Objective: Radiotherapy Treatment Planning (RTP) is a procedure to plan the irradiation treatment which is usually simulated on a conventional simulator before applying it on the patient. The main goal is to deliver the adequate irradiation dose to a tumour without causing severe damage to surrounding normal and health tissues.
Material and methods: The major weaknesses of current RTP systems come from their rendering methods since most of them use surface rendering rather than volume rendering. All target objects and other critical organs are required to be modelled with interactive contouring slice by slice. The sizes of the segmentation objects are not accurate and some of small but critical organs sometimes maybe neglected.
Results: Image segmentation is currently used into several medical imaging applications that involve diagnosis or treatment. Segmentation of volumes is an essential tool for the radiation therapy treatment of the cancer. One of the key organs that must be protected during the irradiation treatment is the brain. Nowadays, high resolution computed tomography (CT) data are required to perform accurate 3D treatment planning, and therefore there is the demand for quick but at the same time accurate segmentation tools. Inappropriate contours results have been performed for the cases where uncertain conditions are appeared (like position of the body in the table and metal material of the bed).
Conclusions: In this work we presented an algorithm that can be used for the accurate semi-automatic segmentation of the brain in three dimensions (3D) from CT images. Our method, which is currently in clinical use, is basically composed from an edge detection algorithm and statistical extreme values techniques (outliers).
radiotherapy treatment planning, segmentation, brain segmentation, boundary tracking, outlier analysis
A major field of application for volume visualization in medicine is the diagnostic radiology. One of the reasons is that radiologists are skilled in reading cross-sectional images. Another reason is that many diagnostic tasks such as tumour detection and classification can be done based on cross sectional images [1-4]. Furthermore, 3D visualization of these objects from CT requires robust segmentation algorithms, which are not yet available. A number of different applications, like craniofacial surgery, neurosurgical planning and radiotherapy planning could be note the importance of different segmentation techniques [5-12].
Especially for the radiotherapy planning, the object is to focus on the radiation as closely as possible to the target volume, while avoiding side effects in healthy tissues. 3D visualization of target volume, organs at risk and simulated radiation dose allows an interactive optimization of treatment planning [13-15].

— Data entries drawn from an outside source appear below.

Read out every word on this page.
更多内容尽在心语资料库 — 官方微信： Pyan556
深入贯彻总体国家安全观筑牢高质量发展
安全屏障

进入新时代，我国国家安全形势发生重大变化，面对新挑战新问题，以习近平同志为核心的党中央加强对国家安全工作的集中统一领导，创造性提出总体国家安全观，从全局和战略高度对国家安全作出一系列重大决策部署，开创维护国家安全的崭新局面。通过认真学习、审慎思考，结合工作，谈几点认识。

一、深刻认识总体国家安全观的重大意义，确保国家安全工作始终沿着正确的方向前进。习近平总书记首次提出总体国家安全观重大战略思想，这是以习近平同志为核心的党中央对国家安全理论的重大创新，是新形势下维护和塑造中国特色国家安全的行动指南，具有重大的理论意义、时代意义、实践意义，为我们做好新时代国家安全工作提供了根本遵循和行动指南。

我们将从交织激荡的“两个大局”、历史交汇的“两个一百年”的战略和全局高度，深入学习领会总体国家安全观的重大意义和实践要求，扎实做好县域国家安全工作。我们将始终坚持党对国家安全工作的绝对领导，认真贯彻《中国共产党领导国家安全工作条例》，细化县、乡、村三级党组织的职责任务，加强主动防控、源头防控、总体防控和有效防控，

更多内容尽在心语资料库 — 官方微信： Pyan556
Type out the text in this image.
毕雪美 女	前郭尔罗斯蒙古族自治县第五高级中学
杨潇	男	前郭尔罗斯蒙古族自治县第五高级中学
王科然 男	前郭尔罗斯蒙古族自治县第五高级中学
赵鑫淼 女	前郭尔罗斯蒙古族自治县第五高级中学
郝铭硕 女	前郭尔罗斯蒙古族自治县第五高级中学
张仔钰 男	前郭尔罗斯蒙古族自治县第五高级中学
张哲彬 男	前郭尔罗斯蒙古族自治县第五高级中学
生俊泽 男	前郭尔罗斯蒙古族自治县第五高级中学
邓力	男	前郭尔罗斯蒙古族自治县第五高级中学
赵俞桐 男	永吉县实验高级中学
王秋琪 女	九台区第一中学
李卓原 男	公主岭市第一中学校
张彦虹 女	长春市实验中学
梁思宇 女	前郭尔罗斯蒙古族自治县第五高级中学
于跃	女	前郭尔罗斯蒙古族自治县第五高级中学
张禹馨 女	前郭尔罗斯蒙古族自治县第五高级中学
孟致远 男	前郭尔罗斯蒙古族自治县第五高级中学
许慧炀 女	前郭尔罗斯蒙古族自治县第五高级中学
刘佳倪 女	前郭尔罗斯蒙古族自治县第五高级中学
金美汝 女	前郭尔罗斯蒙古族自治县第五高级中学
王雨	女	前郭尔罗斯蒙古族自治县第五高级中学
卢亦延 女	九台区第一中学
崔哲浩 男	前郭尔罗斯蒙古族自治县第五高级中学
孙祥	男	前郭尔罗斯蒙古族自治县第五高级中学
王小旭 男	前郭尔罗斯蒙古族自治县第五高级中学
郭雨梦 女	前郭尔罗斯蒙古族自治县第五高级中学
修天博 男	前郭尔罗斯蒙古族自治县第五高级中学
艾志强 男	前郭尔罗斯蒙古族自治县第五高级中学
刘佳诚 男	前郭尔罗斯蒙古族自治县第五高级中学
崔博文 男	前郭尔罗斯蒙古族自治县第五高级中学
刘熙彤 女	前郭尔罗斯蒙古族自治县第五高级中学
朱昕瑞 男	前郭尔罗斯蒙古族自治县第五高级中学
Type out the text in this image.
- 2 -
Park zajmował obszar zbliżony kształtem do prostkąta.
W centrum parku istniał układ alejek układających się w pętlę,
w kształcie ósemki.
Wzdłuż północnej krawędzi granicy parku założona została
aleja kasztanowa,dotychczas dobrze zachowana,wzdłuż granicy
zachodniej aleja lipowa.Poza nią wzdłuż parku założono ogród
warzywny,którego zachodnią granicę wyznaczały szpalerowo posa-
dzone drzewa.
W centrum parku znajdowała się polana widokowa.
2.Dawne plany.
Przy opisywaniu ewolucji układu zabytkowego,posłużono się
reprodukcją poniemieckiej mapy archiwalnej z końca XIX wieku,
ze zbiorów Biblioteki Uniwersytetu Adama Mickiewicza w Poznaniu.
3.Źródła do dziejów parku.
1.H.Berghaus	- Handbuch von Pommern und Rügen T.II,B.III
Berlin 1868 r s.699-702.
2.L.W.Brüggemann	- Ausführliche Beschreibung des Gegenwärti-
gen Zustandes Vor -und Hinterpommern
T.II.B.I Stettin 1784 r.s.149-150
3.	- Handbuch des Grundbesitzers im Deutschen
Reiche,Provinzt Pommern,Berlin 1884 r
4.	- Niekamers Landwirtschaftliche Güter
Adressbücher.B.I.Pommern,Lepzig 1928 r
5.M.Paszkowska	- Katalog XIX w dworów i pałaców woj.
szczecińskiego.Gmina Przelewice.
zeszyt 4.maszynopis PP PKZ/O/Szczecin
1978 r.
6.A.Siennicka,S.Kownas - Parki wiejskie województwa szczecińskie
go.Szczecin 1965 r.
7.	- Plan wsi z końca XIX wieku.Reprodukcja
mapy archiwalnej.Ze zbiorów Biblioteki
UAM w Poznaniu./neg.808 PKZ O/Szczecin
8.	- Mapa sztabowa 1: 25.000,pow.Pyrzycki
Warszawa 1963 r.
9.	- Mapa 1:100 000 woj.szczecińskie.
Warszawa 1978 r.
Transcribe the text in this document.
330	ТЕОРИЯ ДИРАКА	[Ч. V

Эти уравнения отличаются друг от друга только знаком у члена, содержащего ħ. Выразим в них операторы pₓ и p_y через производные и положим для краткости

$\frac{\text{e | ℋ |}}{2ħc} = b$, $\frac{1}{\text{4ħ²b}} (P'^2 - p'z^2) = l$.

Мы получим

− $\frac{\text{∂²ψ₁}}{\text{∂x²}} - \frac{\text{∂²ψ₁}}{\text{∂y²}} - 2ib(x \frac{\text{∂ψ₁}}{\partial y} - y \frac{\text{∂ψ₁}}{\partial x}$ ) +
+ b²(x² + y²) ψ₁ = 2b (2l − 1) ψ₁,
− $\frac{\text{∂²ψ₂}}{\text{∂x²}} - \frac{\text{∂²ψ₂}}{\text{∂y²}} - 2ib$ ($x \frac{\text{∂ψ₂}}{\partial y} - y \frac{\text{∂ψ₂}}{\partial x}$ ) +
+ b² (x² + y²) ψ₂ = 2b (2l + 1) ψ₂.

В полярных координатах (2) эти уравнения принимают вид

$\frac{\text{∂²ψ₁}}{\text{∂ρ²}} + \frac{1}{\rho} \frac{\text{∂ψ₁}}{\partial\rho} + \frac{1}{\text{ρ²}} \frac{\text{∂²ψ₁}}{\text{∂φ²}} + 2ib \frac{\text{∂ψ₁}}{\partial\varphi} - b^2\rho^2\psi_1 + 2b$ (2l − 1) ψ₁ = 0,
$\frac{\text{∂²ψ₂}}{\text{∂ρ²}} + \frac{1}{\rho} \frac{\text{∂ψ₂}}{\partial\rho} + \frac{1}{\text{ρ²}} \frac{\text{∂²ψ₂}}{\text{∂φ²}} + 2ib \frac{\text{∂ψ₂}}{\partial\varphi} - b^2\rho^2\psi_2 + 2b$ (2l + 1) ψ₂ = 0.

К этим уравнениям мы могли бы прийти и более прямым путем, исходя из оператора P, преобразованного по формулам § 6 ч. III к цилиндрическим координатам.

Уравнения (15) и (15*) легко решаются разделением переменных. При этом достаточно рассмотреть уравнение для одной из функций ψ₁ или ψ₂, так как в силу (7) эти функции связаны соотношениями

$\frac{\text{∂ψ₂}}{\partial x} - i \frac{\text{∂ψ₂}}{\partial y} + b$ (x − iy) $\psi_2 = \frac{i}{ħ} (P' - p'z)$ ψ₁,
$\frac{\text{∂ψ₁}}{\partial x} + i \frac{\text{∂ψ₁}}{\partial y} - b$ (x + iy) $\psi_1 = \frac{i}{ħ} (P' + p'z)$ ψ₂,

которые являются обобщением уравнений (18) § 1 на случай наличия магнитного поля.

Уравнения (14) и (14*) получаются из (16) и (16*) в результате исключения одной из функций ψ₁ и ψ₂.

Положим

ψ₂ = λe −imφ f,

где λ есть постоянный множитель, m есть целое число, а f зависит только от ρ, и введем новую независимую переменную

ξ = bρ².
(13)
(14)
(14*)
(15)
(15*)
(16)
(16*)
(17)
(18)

Many segmentation methods for 3D medical images are developed, which may be roughly divided into three classes: thresholding, edge- and region- based methods. Principally the brain region is embedded in the regions where the grey level values are different compared with the surrounding area and in the regions with similar grey level values [5,6,7,20]. For the first case due to the lower contrast than the surrounding bones can be easily detected using thresholding-based methods [3,4,9]. For the second case, unsatisfactory segmentation results were found for different data sets in cases where gaps and bridges were introduced. The basis of our approach is the edge detection algorithm, one of the most common methods used in image segmentation [21-22]. In our case the process must be initiated and therefore the user must give the starting point for the algorithm manually. The greatest benefit of this method is its algorithmic simplicity. Therefore, we have to introduce a measure to compare the accuracy of the segmentation results, which allow us to sample the segmented region using statistical methods based on the outlier theory. False alarms contours may be introduced like extreme values. The acceptance or rejection of these contour values could be introduced based on a specific confidence region values.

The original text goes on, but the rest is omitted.